Marta Herrera de la comunidad wichí Misión Chaqueña contó al sitio originarios.ar el 17 de noviembre del 2025: «Ayer vi humo y cuando fui a mirar al monte, que es nuestra reserva ancestral, vi que otra vez estaban quemando y desmontando de vuelta. En asamblea resolvimos cerrar y permanecer en las entradas para que no pasen».
Cuando estaban custodiando el lugar llegó una brigada policial en su móvil y policías en motos para detenerlas pero al final no lo hicieron. «Hace dos años nos unimos como 30 mujeres e hicimos un acampe defendiendo el territorio del intento de desmonte y usurpación del mismo terrateniente que ahora volvió a hacer lo mismo, contó.

En aquel momento relató que acamparon unos tres meses cargando sus hijos día y noche bajo el calor, viento, lluvia y barro hasta que se fueron. Herrera recordó que en aquel entonces también estuvieron bajo amenaza de detención de la policía pero que no abandonaron su trinchera.
Balducho Villafuerte agregó que en noviembre de 2023 el terrateniente de apellido Ferrari fue a verlo a su casa para decirle que era su vecino y que compró ese terreno, y le contestó que eso no podía ser cierto.
Le ratificó que esas tierras les perteneces como posesión ancestral. «Nuestros abuelos y tatarabuelos ya vivían acá y han cazando y todo eso para sobrevivir, porque no nos olvidemos que los primeros habitantes somos los originarios de acá, de Argentina», subrayó.
Luego de este episodio contó que una abogada originaria tomó el caso y se paro todo eso, pero ahora «este hombre volvió otra vez a poner los postes para alambrar y nuevamente nosotros estamos en esta lucha», denunció.
«esto es un nuevo atropello, las tierras que nosotros nos han usurpado, nos han quitado y vendido. Nosotros tenemos derechos en estas tierras porque se trata de un territorio ancestral y no vamos a dejar que se alambre y metan así nomás».
Los originario wichí contaron, además, que no conocen al terrateniente porque transita por sus lotes con su camioneta con los vidrios oscuros y no se deja ver. «Nosotros queremos dialogar pero no quiere y nos ha denunciando que le hemos garroteado, que le tiramos piedra a la camioneta, pero eso no es verdad para nada», concluyó Herrera.

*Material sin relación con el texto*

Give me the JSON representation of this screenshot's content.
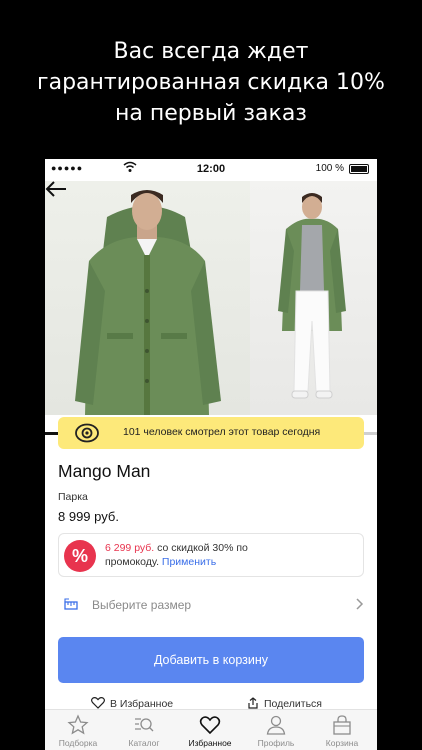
{
  "headline": {
    "line1": "Вас всегда ждет",
    "line2": "гарантированная скидка 10%",
    "line3": "на первый заказ"
  },
  "status_bar": {
    "signal_dots": "●●●●●",
    "time": "12:00",
    "battery": "100 %"
  },
  "gallery": {
    "image_count": 2,
    "progress": 0.62
  },
  "viewers_banner": {
    "text": "101 человек смотрел этот товар сегодня",
    "bg_color": "#fde97a"
  },
  "product": {
    "brand": "Mango Man",
    "category": "Парка",
    "price": "8 999 руб."
  },
  "promo": {
    "badge": "%",
    "discount_price": "6 299 руб.",
    "text_a": " со скидкой 30% по",
    "text_b": "промокоду. ",
    "apply_link": "Применить",
    "badge_color": "#e8344e"
  },
  "size_selector": {
    "placeholder": "Выберите размер"
  },
  "add_to_cart": {
    "label": "Добавить в корзину",
    "color": "#5a86f0"
  },
  "actions": {
    "favorite": "В Избранное",
    "share": "Поделиться"
  },
  "tabbar": {
    "tabs": [
      {
        "label": "Подборка",
        "icon": "star-icon",
        "active": false
      },
      {
        "label": "Каталог",
        "icon": "catalog-search-icon",
        "active": false
      },
      {
        "label": "Избранное",
        "icon": "heart-icon",
        "active": true
      },
      {
        "label": "Профиль",
        "icon": "person-icon",
        "active": false
      },
      {
        "label": "Корзина",
        "icon": "bag-icon",
        "active": false
      }
    ]
  }
}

Integrantes de la comunidad se reunieron el 18 de noviembre en asamblea comunitaria donde resolvieron cerrar las entradas a la comunidad y manifestarse con carteles en el lugar donde los supuestos usurpadores estuvieron trabajando día y noche para hacer rápidamente un camino ancho.
Las mujeres wichí denunciaron que este terrateniente los amenazó con contratar sicarios para que las saquen del lugar a como de lugar, con lo que el conflicto podría agravarse si las autoridades del gobierno no los escuchan y resuelven la situación.